Richard Marsh and Katie Bonna are the two main characters in Dirty Great Love Story, playing now at the Arts Theatre in Great Newport Street. They are also the writers of the show and the original performers at the Edinburgh Fringe and then in an off-Broadway run. In this first West End run they have now been replaced by Ayesha Antoine and Felix Scott in their ‘rhyming romcom’ about being single in London.
Richard and Katie meet in a noisy nightclub when on a stag/hen do and, after copious drinking, end up in bed together. Thus begins a series of events and chance meetings over the next two years, linked through their best friends Ceecee and Westie.
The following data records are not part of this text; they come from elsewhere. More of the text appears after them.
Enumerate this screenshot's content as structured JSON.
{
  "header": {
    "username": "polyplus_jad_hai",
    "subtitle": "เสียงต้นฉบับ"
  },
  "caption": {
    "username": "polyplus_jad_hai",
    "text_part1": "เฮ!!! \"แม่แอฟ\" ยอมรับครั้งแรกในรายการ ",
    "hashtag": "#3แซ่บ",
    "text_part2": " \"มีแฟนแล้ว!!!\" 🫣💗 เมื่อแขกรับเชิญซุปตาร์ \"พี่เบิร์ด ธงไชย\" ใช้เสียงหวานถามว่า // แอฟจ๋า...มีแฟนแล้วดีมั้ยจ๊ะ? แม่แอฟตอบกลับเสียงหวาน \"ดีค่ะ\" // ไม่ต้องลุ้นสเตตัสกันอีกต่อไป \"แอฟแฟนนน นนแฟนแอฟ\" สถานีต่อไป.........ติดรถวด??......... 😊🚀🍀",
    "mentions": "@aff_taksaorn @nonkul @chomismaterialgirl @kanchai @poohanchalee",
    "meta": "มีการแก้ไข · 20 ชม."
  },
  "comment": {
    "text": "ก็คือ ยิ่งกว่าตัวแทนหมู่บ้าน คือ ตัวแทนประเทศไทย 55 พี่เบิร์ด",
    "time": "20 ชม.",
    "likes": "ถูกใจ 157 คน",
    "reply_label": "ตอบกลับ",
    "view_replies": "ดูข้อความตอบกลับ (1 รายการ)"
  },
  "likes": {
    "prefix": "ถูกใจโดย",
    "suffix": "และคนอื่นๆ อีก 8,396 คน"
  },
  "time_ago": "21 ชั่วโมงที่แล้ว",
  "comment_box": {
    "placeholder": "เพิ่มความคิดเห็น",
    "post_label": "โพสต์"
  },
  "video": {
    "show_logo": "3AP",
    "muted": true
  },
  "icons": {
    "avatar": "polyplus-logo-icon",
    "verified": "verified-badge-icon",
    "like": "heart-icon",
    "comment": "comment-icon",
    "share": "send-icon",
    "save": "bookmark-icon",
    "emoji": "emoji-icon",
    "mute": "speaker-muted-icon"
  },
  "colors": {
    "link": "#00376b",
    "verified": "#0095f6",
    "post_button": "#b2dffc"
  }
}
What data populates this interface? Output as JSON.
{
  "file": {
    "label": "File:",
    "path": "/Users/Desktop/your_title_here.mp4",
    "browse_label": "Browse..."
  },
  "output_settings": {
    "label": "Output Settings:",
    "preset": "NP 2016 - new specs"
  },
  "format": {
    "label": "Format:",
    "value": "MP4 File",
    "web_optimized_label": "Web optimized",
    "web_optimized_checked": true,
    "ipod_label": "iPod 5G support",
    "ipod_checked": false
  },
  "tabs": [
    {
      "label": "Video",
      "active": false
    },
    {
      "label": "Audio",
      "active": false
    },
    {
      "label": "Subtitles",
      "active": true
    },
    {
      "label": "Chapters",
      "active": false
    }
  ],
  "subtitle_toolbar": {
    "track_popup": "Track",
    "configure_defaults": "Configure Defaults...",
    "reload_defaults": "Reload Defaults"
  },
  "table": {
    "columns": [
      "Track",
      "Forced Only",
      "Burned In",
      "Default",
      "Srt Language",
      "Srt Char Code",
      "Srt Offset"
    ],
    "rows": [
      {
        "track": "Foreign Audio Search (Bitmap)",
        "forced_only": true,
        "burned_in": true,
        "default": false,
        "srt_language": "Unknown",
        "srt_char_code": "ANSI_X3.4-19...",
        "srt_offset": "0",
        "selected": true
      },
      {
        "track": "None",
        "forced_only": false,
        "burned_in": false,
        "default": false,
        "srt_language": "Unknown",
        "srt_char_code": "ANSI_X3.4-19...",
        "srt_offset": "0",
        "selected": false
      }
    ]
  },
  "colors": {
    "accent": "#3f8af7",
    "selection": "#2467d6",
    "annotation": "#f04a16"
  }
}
This is a modern story about life, sex and love, but it is performed in an unusual rhyming verse, which lends it both its comedy and its tenderness. The poetry creeps up on you, partly because you are not really expecting it, and partly because the delivery from the two actors is quite different. It does not shy away from swearing or modern language, but it still has a gentle, lyrical quality to it, and some visual pictures are created succinctly and beautifully, such as describing a time period of friendship in terms of ‘loo rolls under doors’, or the atmosphere in a cafe as ‘fried egg air’. Some of the lines jump out and get you right in the heart. Others just get you in the ticklish zone.
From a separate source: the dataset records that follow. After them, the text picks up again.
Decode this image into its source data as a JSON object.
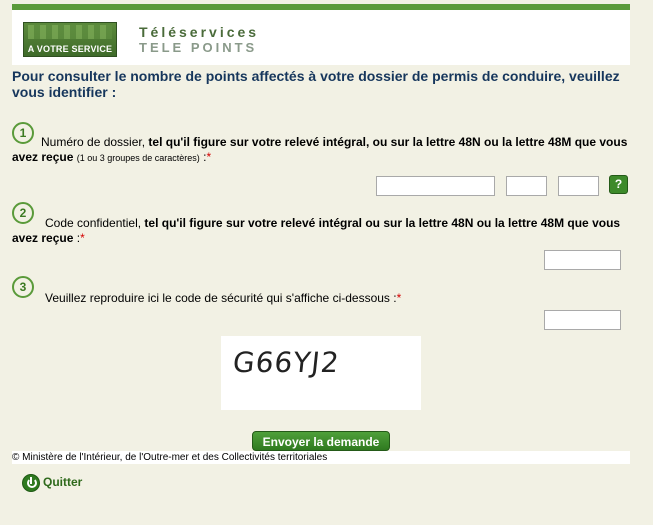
{
  "header": {
    "logo_label": "A VOTRE SERVICE",
    "brand_line1": "Téléservices",
    "brand_line2": "TELE POINTS"
  },
  "intro": "Pour consulter le nombre de points affectés à votre dossier de permis de conduire, veuillez vous identifier :",
  "step1": {
    "number": "1",
    "label": "Numéro de dossier,",
    "detail": "tel qu'il figure sur votre relevé intégral, ou sur la lettre 48N ou la lettre 48M que vous avez reçue",
    "note": "(1 ou 3 groupes de caractères)",
    "colon": " :",
    "required": "*",
    "help_icon": "question-mark-icon",
    "help_label": "?"
  },
  "step2": {
    "number": "2",
    "label": "Code confidentiel,",
    "detail": "tel qu'il figure sur votre relevé intégral ou sur la lettre 48N ou la lettre 48M que vous avez reçue",
    "colon": " :",
    "required": "*"
  },
  "step3": {
    "number": "3",
    "label": "Veuillez reproduire ici le code de sécurité qui s'affiche ci-dessous",
    "colon": " :",
    "required": "*",
    "captcha_code": "G66YJ2"
  },
  "actions": {
    "submit_label": "Envoyer la demande",
    "quit_label": "Quitter",
    "quit_icon": "power-icon"
  },
  "footer": {
    "copyright": "© Ministère de l'Intérieur, de l'Outre-mer et des Collectivités territoriales"
  },
  "colors": {
    "accent_green": "#5a9a3a",
    "intro_blue": "#16365c",
    "required_red": "#d40000",
    "page_background": "#f2f1e4"
  }
}
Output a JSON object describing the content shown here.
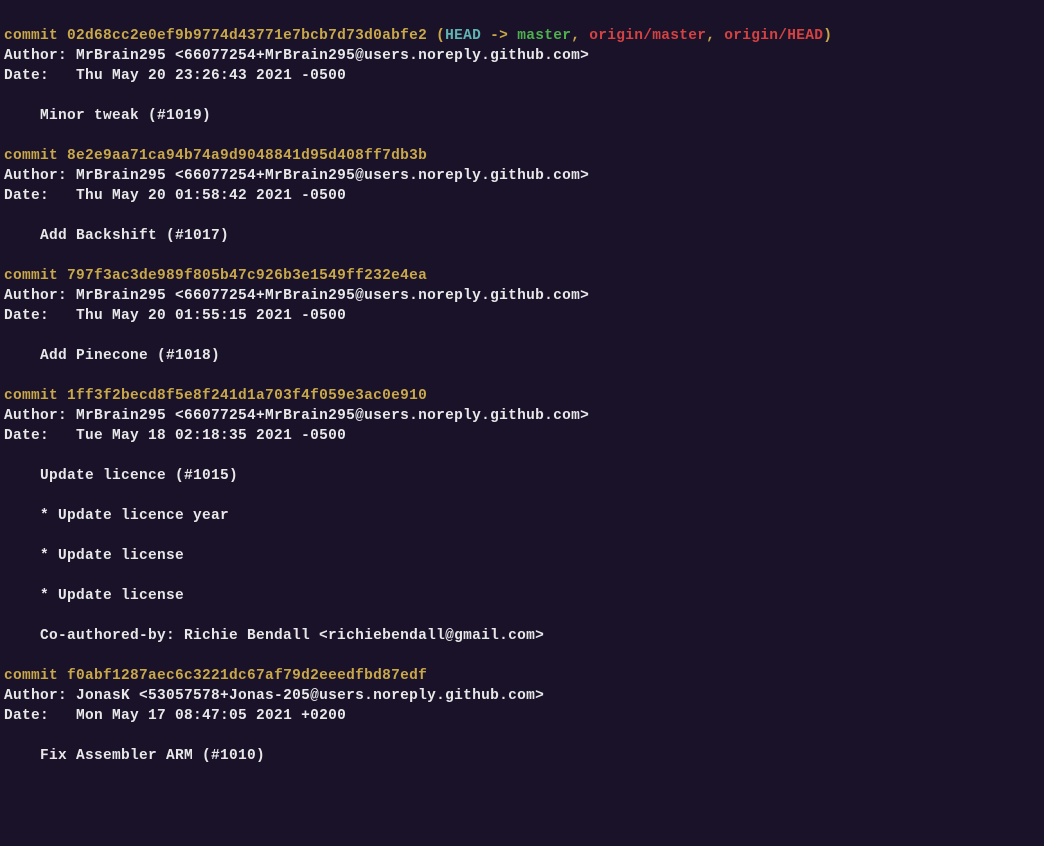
{
  "labels": {
    "commit": "commit",
    "author": "Author:",
    "date": "Date:"
  },
  "refs": {
    "head": "HEAD",
    "arrow": "->",
    "master": "master",
    "origin_master": "origin/master",
    "origin_head": "origin/HEAD"
  },
  "commits": [
    {
      "hash": "02d68cc2e0ef9b9774d43771e7bcb7d73d0abfe2",
      "refs": true,
      "author": "MrBrain295 <66077254+MrBrain295@users.noreply.github.com>",
      "date": "Thu May 20 23:26:43 2021 -0500",
      "message": [
        "Minor tweak (#1019)"
      ]
    },
    {
      "hash": "8e2e9aa71ca94b74a9d9048841d95d408ff7db3b",
      "refs": false,
      "author": "MrBrain295 <66077254+MrBrain295@users.noreply.github.com>",
      "date": "Thu May 20 01:58:42 2021 -0500",
      "message": [
        "Add Backshift (#1017)"
      ]
    },
    {
      "hash": "797f3ac3de989f805b47c926b3e1549ff232e4ea",
      "refs": false,
      "author": "MrBrain295 <66077254+MrBrain295@users.noreply.github.com>",
      "date": "Thu May 20 01:55:15 2021 -0500",
      "message": [
        "Add Pinecone (#1018)"
      ]
    },
    {
      "hash": "1ff3f2becd8f5e8f241d1a703f4f059e3ac0e910",
      "refs": false,
      "author": "MrBrain295 <66077254+MrBrain295@users.noreply.github.com>",
      "date": "Tue May 18 02:18:35 2021 -0500",
      "message": [
        "Update licence (#1015)",
        "",
        "* Update licence year",
        "",
        "* Update license",
        "",
        "* Update license",
        "",
        "Co-authored-by: Richie Bendall <richiebendall@gmail.com>"
      ]
    },
    {
      "hash": "f0abf1287aec6c3221dc67af79d2eeedfbd87edf",
      "refs": false,
      "author": "JonasK <53057578+Jonas-205@users.noreply.github.com>",
      "date": "Mon May 17 08:47:05 2021 +0200",
      "message": [
        "Fix Assembler ARM (#1010)"
      ]
    }
  ]
}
I liked the theme about seeing, especially when the house lights come up and Richard addresses all of us fellow spectacle wearers. Sometimes love is blind, sometimes we don’t see what is right in front of us and sometimes, yes it’s true!, the nerd in the glasses is the one you’ve been looking for.
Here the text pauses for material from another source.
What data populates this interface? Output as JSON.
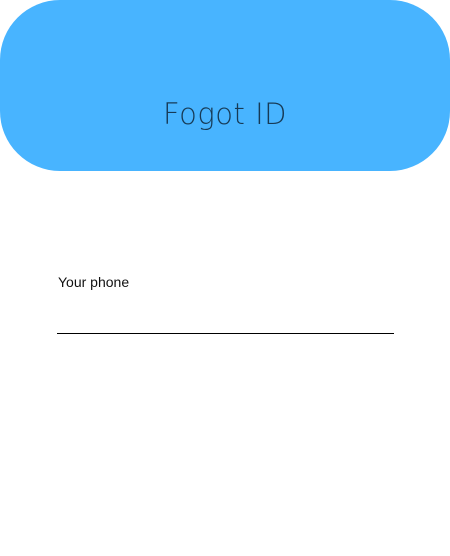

The performances are great. Antoine and Scott play multiple characters, swinging between them seamlessly. Antoine as Katie’s best friend Ceecee is hilarious, despite the fact that we have seen this stereotype before: the posh girl who shrieks loudly in over-the-top text speak such as ‘OMFG’ and who you want to dislike, but can’t, as she clearly wants what is best in life for Katie. Scott is equally familiar as Richard’s best friend Westie, but it is frustrating to watch Katie pursue a pointless relationship with the handsome but irritating Matt Priest.
As with relationships, it’s all about the timing, and as with life, it is all about two people. In Dirty Great Love Story, the connection between the two actors is what really gives the story its warmth. The director Pia Furtado ensures that it is this chemistry, along with the poetic lines, that is allowed to shine. It is a story we know and recognise from our own lives, these are real people, and when they corpse we like them even more. The genuine spark that Antoine and Scott have with each other convinces us that we are right to believe in love.